Likewise, the people living beyond the line marked "5" will generally not venture into the zone beyond the line marked "1", for although they might feel a sense of grievence, the 5 line would be placed sufficiently far away enough so that they'd just not bother to express their disappointment with violence.
Intriguingly, the City of Paris sort of already does this, with the 40 eme of the city. The lower classes tend to live outside of the centre of Paris and apart from religious struggles, Paris has on the whole, the lowest rate of violent crime of all the 'World Cities".

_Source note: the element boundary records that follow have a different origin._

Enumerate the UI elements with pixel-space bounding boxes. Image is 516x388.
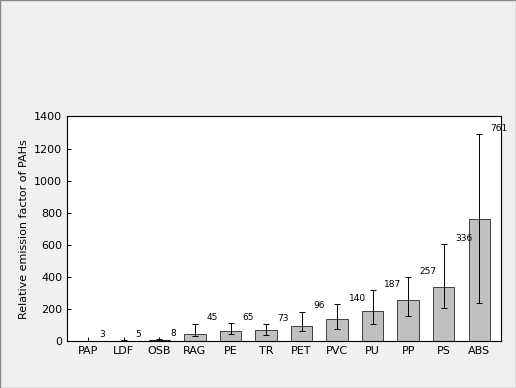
Bar (184, 334, 206, 341)
Text: 45: 45 (206, 314, 218, 322)
Text: 761: 761 (491, 124, 508, 133)
Text: 8: 8 (171, 329, 176, 338)
Bar (469, 219, 490, 341)
Text: 257: 257 (420, 267, 437, 275)
Bar (220, 331, 241, 341)
Bar (397, 300, 419, 341)
Text: 73: 73 (278, 314, 289, 323)
Bar (149, 340, 170, 341)
Y-axis label: Relative emission factor of PAHs: Relative emission factor of PAHs (19, 139, 28, 319)
Bar (327, 319, 348, 341)
Bar (255, 330, 277, 341)
Text: 65: 65 (242, 313, 253, 322)
Bar (433, 288, 454, 341)
Text: 140: 140 (348, 294, 365, 303)
Text: 5: 5 (135, 330, 141, 339)
Bar (362, 312, 383, 341)
Text: 96: 96 (313, 301, 325, 310)
Text: 187: 187 (384, 280, 401, 289)
Bar (291, 326, 312, 341)
Text: 336: 336 (455, 234, 472, 243)
Text: 3: 3 (100, 330, 105, 340)
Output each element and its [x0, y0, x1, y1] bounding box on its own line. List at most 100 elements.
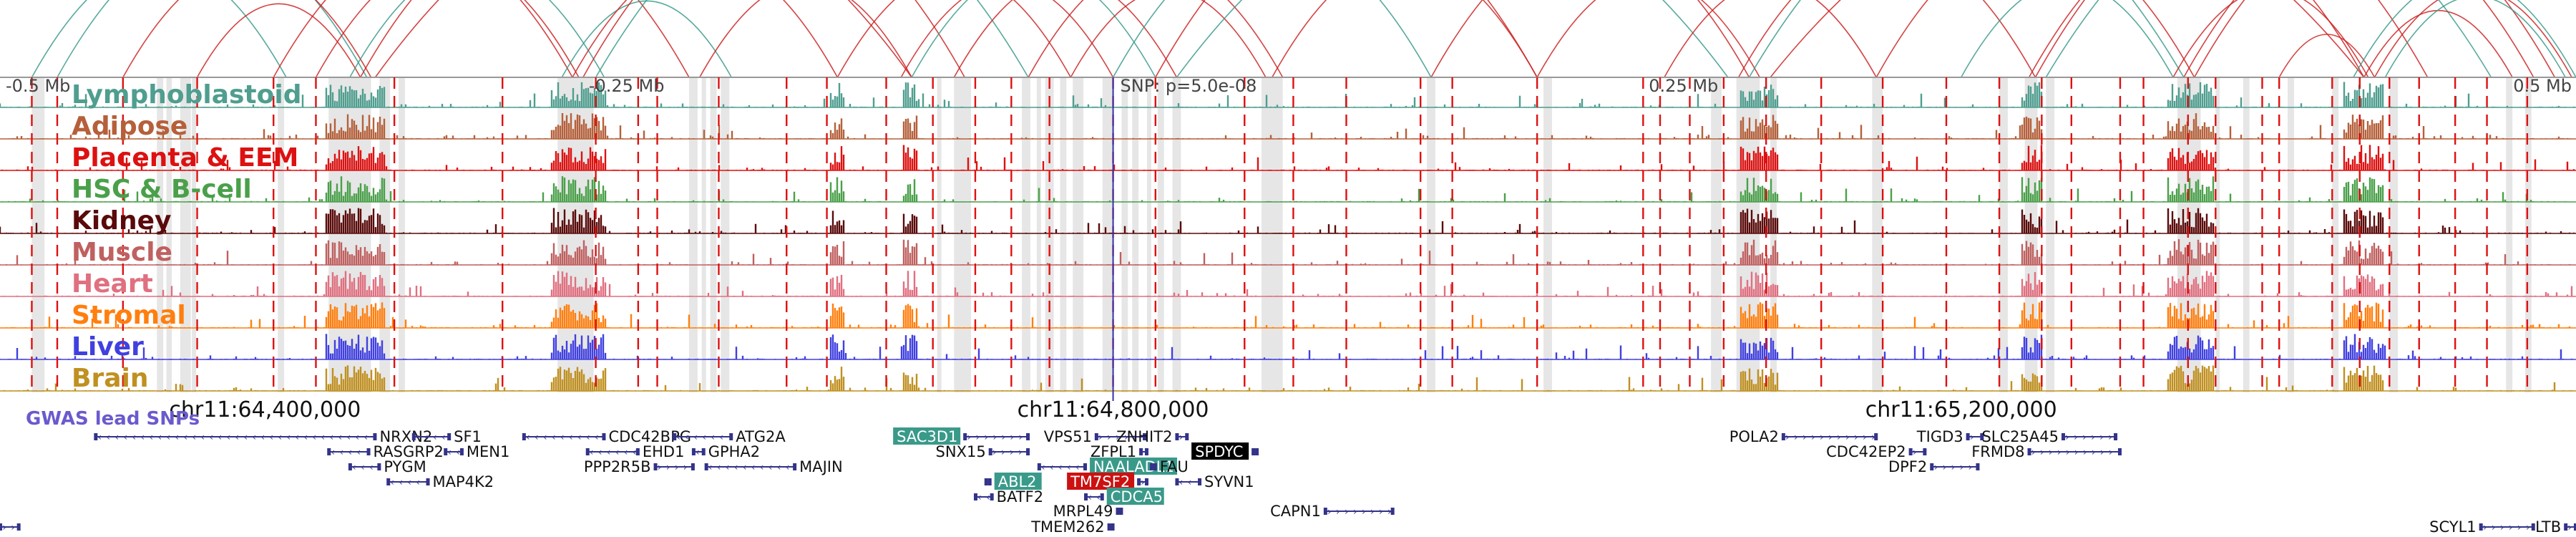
- gene-exon: [2027, 448, 2031, 455]
- gene-exon: [1980, 433, 1984, 440]
- strand-arrow: ›: [1107, 432, 1111, 443]
- strand-arrow: ›: [1785, 432, 1790, 443]
- chromatin-loop-arc: [2363, 10, 2513, 78]
- strand-arrow: ‹: [702, 432, 706, 443]
- gene-label: SF1: [454, 428, 482, 445]
- strand-arrow: ‹: [132, 432, 137, 443]
- coordinate-label: chr11:65,200,000: [1865, 397, 2057, 422]
- strand-arrow: ‹: [287, 432, 291, 443]
- gene-label: LTB: [2535, 518, 2561, 536]
- gene-exon: [704, 463, 708, 470]
- strand-arrow: ‹: [330, 432, 334, 443]
- gene-label: ATG2A: [736, 428, 786, 445]
- track-label: Brain: [72, 364, 148, 393]
- strand-arrow: ›: [1133, 432, 1137, 443]
- strand-arrow: ‹: [526, 432, 530, 443]
- chromatin-loop-arc: [1112, 0, 1432, 78]
- highlight-region: [1073, 77, 1084, 392]
- strand-arrow: ‹: [633, 447, 637, 458]
- highlight-region: [2215, 77, 2220, 392]
- strand-arrow: ‹: [977, 492, 982, 503]
- gene-exon: [1153, 463, 1157, 470]
- strand-arrow: ›: [1018, 432, 1023, 443]
- highlight-region: [2177, 77, 2201, 392]
- strand-arrow: ›: [1010, 432, 1014, 443]
- chromatin-loop-arc: [1737, 0, 2036, 78]
- strand-arrow: ›: [1933, 462, 1938, 473]
- highlight-region: [2288, 77, 2294, 392]
- gene-label: SYVN1: [1204, 473, 1254, 490]
- strand-arrow: ›: [1370, 506, 1375, 518]
- strand-arrow: ‹: [399, 477, 403, 488]
- strand-arrow: ‹: [777, 462, 781, 473]
- highlight-region: [1022, 77, 1030, 392]
- gene-exon: [522, 433, 526, 440]
- strand-arrow: ›: [2, 522, 6, 533]
- chromatin-loop-arc: [57, 0, 368, 78]
- strand-arrow: ‹: [1041, 462, 1045, 473]
- gene-highlight-box: [994, 473, 1042, 490]
- strand-arrow: ‹: [124, 432, 128, 443]
- strand-arrow: ›: [1345, 506, 1349, 518]
- accessibility-signal: [0, 239, 2571, 265]
- chromatin-loop-arc: [2045, 0, 2492, 78]
- accessibility-signal: [5, 302, 2573, 328]
- gene-label: FAU: [1160, 458, 1189, 475]
- strand-arrow: ‹: [1088, 492, 1092, 503]
- gene-exon: [1175, 478, 1179, 485]
- gene-label: SAC3D1: [897, 428, 957, 445]
- strand-arrow: ›: [1942, 462, 1946, 473]
- gene-exon: [1255, 448, 1259, 455]
- gene-label: POLA2: [1729, 428, 1779, 445]
- strand-arrow: ‹: [717, 462, 721, 473]
- strand-arrow: ›: [2091, 432, 2095, 443]
- gene-exon: [1107, 523, 1111, 531]
- strand-arrow: ‹: [416, 477, 420, 488]
- chromatin-loop-arcs: [31, 0, 2576, 78]
- gene-exon: [1781, 433, 1785, 440]
- strand-arrow: ›: [967, 432, 971, 443]
- gene-exon: [1198, 478, 1202, 485]
- strand-arrow: ‹: [227, 432, 231, 443]
- chromatin-loop-arc: [2384, 0, 2566, 78]
- highlight-region: [1427, 77, 1435, 392]
- gene-exon: [1149, 463, 1153, 470]
- strand-arrow: ›: [1010, 447, 1014, 458]
- highlight-region: [2332, 77, 2339, 392]
- strand-arrow: ›: [1968, 462, 1972, 473]
- strand-arrow: ‹: [615, 447, 620, 458]
- highlight-region: [1172, 77, 1181, 392]
- chromatin-loop-arc: [1028, 0, 1284, 78]
- coordinate-axis: chr11:64,400,000 chr11:64,800,000 chr11:…: [169, 397, 2057, 422]
- accessibility-signal: [0, 208, 2575, 233]
- gene-exon: [988, 448, 992, 455]
- gene-exon: [1084, 493, 1088, 500]
- gene-exon: [1139, 448, 1143, 455]
- strand-arrow: ‹: [218, 432, 223, 443]
- strand-arrow: ‹: [769, 462, 773, 473]
- gene-label: CAPN1: [1270, 503, 1321, 520]
- strand-arrow: ›: [2109, 447, 2113, 458]
- strand-arrow: ›: [1179, 432, 1184, 443]
- chromatin-loop-arc: [349, 0, 605, 78]
- track-label: Muscle: [72, 238, 172, 267]
- highlight-region: [2046, 77, 2055, 392]
- strand-arrow: ›: [2083, 447, 2087, 458]
- chromatin-loop-arc: [315, 0, 580, 78]
- coordinate-label: chr11:64,400,000: [169, 397, 361, 422]
- strand-arrow: ›: [2049, 447, 2053, 458]
- strand-arrow: ›: [2500, 522, 2504, 533]
- track-label: Lymphoblastoid: [72, 80, 302, 110]
- strand-arrow: ›: [2065, 432, 2069, 443]
- gene-exon: [729, 433, 733, 440]
- snp-pvalue-label: SNP: p=5.0e-08: [1121, 76, 1257, 96]
- strand-arrow: ‹: [726, 462, 730, 473]
- gene-label: PPP2R5B: [584, 458, 651, 475]
- strand-arrow: ‹: [175, 432, 180, 443]
- strand-arrow: ‹: [270, 432, 274, 443]
- strand-arrow: ‹: [158, 432, 162, 443]
- gene-exon: [635, 448, 640, 455]
- gene-exon: [1094, 433, 1098, 440]
- chromatin-loop-arc: [911, 0, 1156, 78]
- strand-arrow: ‹: [441, 432, 446, 443]
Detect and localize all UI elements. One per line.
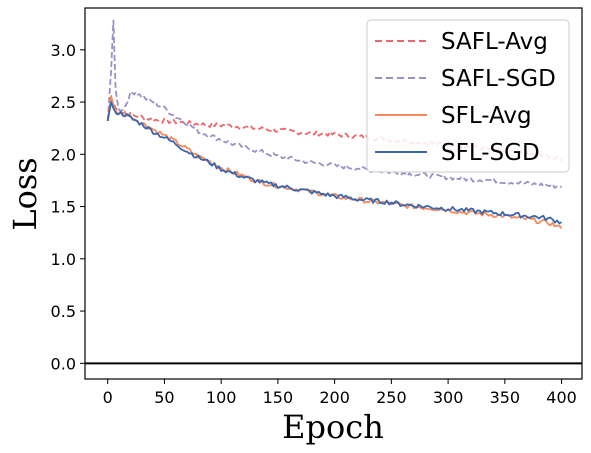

If you could move the people with the fewest coupons in the system, to beyond the boundary marked "9" and then manipulated the media outlets such that it openly referred to them as the "scum class" whilst at the same time extolling the virtues and material benefits of those people living within the "1" line, then the people living outside of "9" might be encouraged to pull themselves out of their predicament.

If all of the above-mentioned things were achieved, then society would pretty well much organise itself and there would be very little need for social engineering.


That's where the little fantasy ends but not where the story does. There actually is a city in the world that runs according to such principles; that city is called "Sydney".

All you need to do is turn the diagram through 90 degrees.

Subconsciously Sydney already has this plan in full swing.
1 is marked by the Pacific and Princes Highways.
3 is marked by Mona Vale Rd, Ryde Rd, Homebush Bay Dr, Centenary Rd, King Georges Rd.
5 is marked by Pennant Hills Rd, Woodville Rd and Henry Lawson Dr.
7 is marked by the M7.
9 is marked by The Northern Rd.
The media already does a pretty good job at promoting the benefits that come with more coupons.
Most people already do not associate with people too far from their own socio-economic group. I have seen people both rise and fall between classes and suburbs and treat their former communities with utter contempt. Actually when I tell people who live within zone 1 where I live, most of them have no idea where it is; presumably because they've never been, have no intention and no need of travelling outside the zone.

If you properly think about it, Sydney is actually more segregated and well defined in this respect than London, New York or even cities in South Africa under Apartheid, and yet it does this under a purely voluntary and self selecting process.
What prompted this was an article in a newspaper claiming that Australia and Sydney in particular was a "classless" society, yet I just can't find evidence for this in the real world.

Addenda: Engels wrote his piece about the City of Manchester in 1848. What's really interesting is that in more than a century and a half, the geographical divisions which define the classes have more or less remained fixed.